OM : Roberto De Zerbi a commis le fiasco humiliant de trop
Humilié au Parc des Princes (5-0), l’Olympique de Marseille a livré l’une des prestations les plus inquiétantes de sa saison. Dépassé tactiquement et mentalement, le groupe de Roberto De Zerbi a sombré dans le Classique, au point de faire de cette débâcle un possible point de rupture pour l’entraîneur italien.
C’est un Roberto De Zerbi marqué qui s’est présenté après la claque reçue au Parc des Princes. Totalement dépassé dans ce Classique, l’Olympique de Marseille n’a jamais su entrer dans son match et a subi la loi d’un Paris Saint-Germain largement supérieur dans tous les secteurs. Déjà en difficulté lors du premier acte, les Phocéens ont été punis par un Ousmane Dembélé intenable, avant de sombrer totalement après la pause. Incapable de réagir, l’OM a concédé une défaite historique (5-0), la plus lourde jamais enregistrée face au rival parisien, laissant une impression de résignation inquiétante. Si la supériorité parisienne ne souffre aucune contestation, l’ampleur du naufrage marseillais interroge profondément.

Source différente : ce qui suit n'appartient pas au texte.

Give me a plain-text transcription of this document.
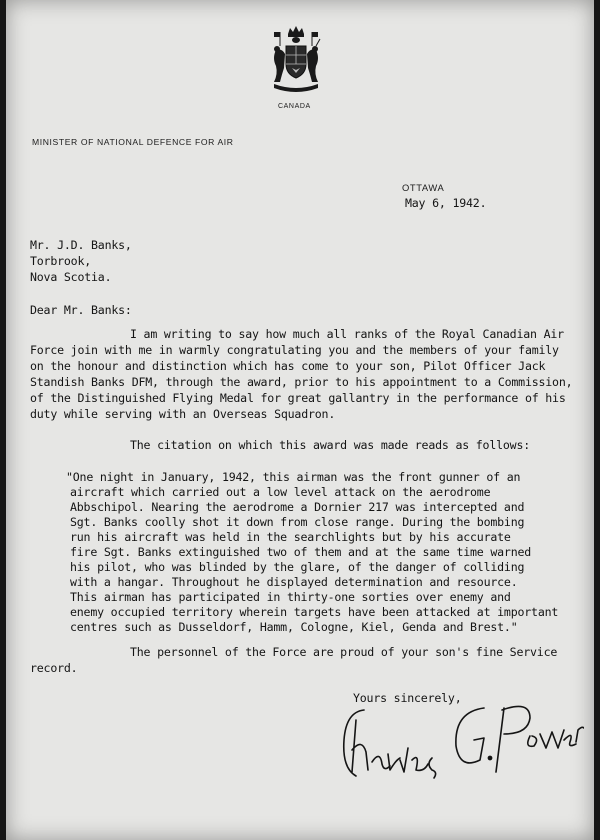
CANADA
MINISTER OF NATIONAL DEFENCE FOR AIR
OTTAWA
May 6, 1942.
Mr. J.D. Banks,
Torbrook,
Nova Scotia.
Dear Mr. Banks:
I am writing to say how much all ranks of the Royal Canadian Air
Force join with me in warmly congratulating you and the members of your family
on the honour and distinction which has come to your son, Pilot Officer Jack
Standish Banks DFM, through the award, prior to his appointment to a Commission,
of the Distinguished Flying Medal for great gallantry in the performance of his
duty while serving with an Overseas Squadron.
The citation on which this award was made reads as follows:
"One night in January, 1942, this airman was the front gunner of an
aircraft which carried out a low level attack on the aerodrome
Abbschipol. Nearing the aerodrome a Dornier 217 was intercepted and
Sgt. Banks coolly shot it down from close range. During the bombing
run his aircraft was held in the searchlights but by his accurate
fire Sgt. Banks extinguished two of them and at the same time warned
his pilot, who was blinded by the glare, of the danger of colliding
with a hangar. Throughout he displayed determination and resource.
This airman has participated in thirty-one sorties over enemy and
enemy occupied territory wherein targets have been attacked at important
centres such as Dusseldorf, Hamm, Cologne, Kiel, Genda and Brest."
The personnel of the Force are proud of your son's fine Service
record.
Yours sincerely,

Mal organisés, dépassés dans l’impact, incapables de ressortir le ballon ou de contenir les vagues adverses, les joueurs de De Zerbi ont semblé livrés à eux-mêmes. Le système à trois derrière, censé sécuriser l’axe et permettre des transitions rapides, a explosé face à la mobilité et au pressing parisien. Cette humiliation, bien plus qu’un simple accident, pose désormais une question centrale. Ce Classique n’est-il pas le fiasco de trop pour un entraîneur déjà fragilisé par le manque de constance de son équipe depuis l’élimination en Ligue des Champions ? Si la qualification en quart de finale de la Coupe de France semblait avoir calmé l’incendie, cette gifle pourrait relancer le débat sur l’avenir de l’ancien coach de Brighton. Lui-même a tendu une perche au micro de Ligue 1+ : «je demande pardon aux supporters et j’en parlerai avec Pablo Longoria et Mehdi Benatia pour comprendre ce qu’on peut faire. Il faut comprendre pourquoi, pourquoi on fait un match comme ça quand on vient ici et un différent à Lens ou Rennes»
Un départ inévitable ?
Car au-delà du score, c’est l’absence totale de réponse collective qui inquiète. Incapable de s’adapter en cours de rencontre, De Zerbi a vu son plan de jeu se déliter sans trouver de solutions, ni sur le banc ni sur le terrain. Le milieu, dominé, n’a jamais contrôlé le tempo, la défense a multiplié les erreurs de placement. L’attaque, elle, est restée fantomatique. En conférence de presse, l’entraîneur italien ne trouvait pas les mots, au point de remettre son avenir en question. «Je n’ai pas d’explication, je n’ai pas d’explication. C’est le plus grand problème du moment. Avant le coup d’envoi, je ne sais toujours pas quelle équipe je vais voir. Comme après Bruges, on va devoir demander pardon… Si j’avais la solution, pour trouver cette régularité, je ne m’en priverai pas. C’est la première fois de ma carrière que j’ai sous mes ordres une équipe qui fait à ce point les montagnes russes. Je ne suis pas découragé, je suis triste. On ne doit pas jouer de cette manière, ni perdre de cette manière contre le PSG. On parle toujours avec les dirigeants, des solutions à trouver… ce sera la même chose qu’après Bruges, ou Nantes. On a perdu le match dans tous les secteurs, on a manqué d’ordre, on n’a pas suivi le plan de jeu. Il y avait des joueurs éparpillés qui ne respectaient pas le plan. On sait que le PSG est trop fort, mais il y a perdre et perdre». Une nouvelle fois, l’OM a affiché deux visages radicalement opposés à quelques semaines d’intervalle, confirmant un mal récurrent, celui d’une équipe capable de performances solides face à certains adversaires, mais qui s’effondre dès que le contexte devient hostile.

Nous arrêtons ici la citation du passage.